Hosted by Caroline Goldfarb, who runs the popular meme Instagram account @officialseanpenn, This Week Had Me Like (TWHML) is a new biweekly podcast racking up praise online. TWHML explores the finer points of celebrity “gossip” specifically celebrities’ lesser known side projects such as Snookie’s Esty store or Adrien Brody’s fish themed art show. Each episode of TWHML features a guest who is either a pop-culture “plebe” or a pop-culture “expert” and together they discuss the most recent bizarre celebrity stories. Not only will this podcast help you keep up with the Kardashians and everyone else in Hollywood, it’s perfect for poolside podcasting this summer!
IN OUR CARTS
As fast as fast fashion is, by the time your favorite retailers have slapped a catch phrase or slang term on a crop top, no one is saying it anymore. Enter Private Party, an LA based clothing brand churning out t-shirts emblazoned with relevant sayings as well as offering customization to make sure whatever you’re wearing is always “lit.” Private Party has been going viral thanks in part to the Kardashians who have made a habit out of customizing the label’s one-piece swimsuit and in part to their popularity with bridal parties. Recently, the label announced an app that will make it easier than ever for customers to wear their favorite pop-culture reference.
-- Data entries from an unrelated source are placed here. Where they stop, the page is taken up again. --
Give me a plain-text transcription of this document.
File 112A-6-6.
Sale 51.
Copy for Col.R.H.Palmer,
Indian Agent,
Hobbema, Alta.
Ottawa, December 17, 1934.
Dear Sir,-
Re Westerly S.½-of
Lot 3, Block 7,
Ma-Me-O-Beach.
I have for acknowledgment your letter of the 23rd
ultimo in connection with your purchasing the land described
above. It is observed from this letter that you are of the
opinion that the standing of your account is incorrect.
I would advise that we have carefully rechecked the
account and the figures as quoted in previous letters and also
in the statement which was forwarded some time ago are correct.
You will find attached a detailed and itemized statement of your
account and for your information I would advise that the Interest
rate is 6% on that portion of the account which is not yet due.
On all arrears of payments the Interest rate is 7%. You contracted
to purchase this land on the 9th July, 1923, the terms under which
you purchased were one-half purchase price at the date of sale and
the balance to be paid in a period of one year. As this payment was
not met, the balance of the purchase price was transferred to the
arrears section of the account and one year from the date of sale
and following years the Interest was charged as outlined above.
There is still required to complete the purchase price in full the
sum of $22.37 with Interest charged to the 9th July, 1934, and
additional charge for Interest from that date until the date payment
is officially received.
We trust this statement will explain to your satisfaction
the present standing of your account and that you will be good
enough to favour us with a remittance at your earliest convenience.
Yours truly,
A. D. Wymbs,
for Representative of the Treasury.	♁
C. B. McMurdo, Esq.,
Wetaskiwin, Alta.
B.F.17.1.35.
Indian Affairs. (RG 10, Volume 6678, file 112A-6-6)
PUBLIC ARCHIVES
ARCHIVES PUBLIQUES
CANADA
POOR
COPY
For those of you who can’t quite make it to Cannes, Sundance, and Toronto every year but still want to stay up to date on the indie film scene–there’s an app for that. Festival Scope Player is essentially Netflix for Film Festivals, allowing users to conveniently watch a selection of indie films all in one convenient place for free. More than ever, consumers value access to content as well as independent films. Undoubtedly, they will appreciate the ease of availability offered by Festival Scope Player as well as the level of cultural cache it brings to their smartphones.
With Jack Daniel’s 150th anniversary this year, the Tennessee whiskey company is taking the opportunity to uncover an element of its brand history that has been long overlooked. Before, consumers heard about young Daniel, who learned how to make whiskey from preacher, grocer, and distiller Dan Call. However, the brand is beginning to embrace a different story in its group tours, social media, and marketing campaigns: that Daniel actually learned distilling from Nearis Green, one of Call’s slaves who Call considered “the best whiskey maker [he knew] of.” With slavery and whiskey playing major parts in Southern history, Jack Daniel’s storytelling shift indicates their willingness to dive into the complicated, race-driven history that has shaped America.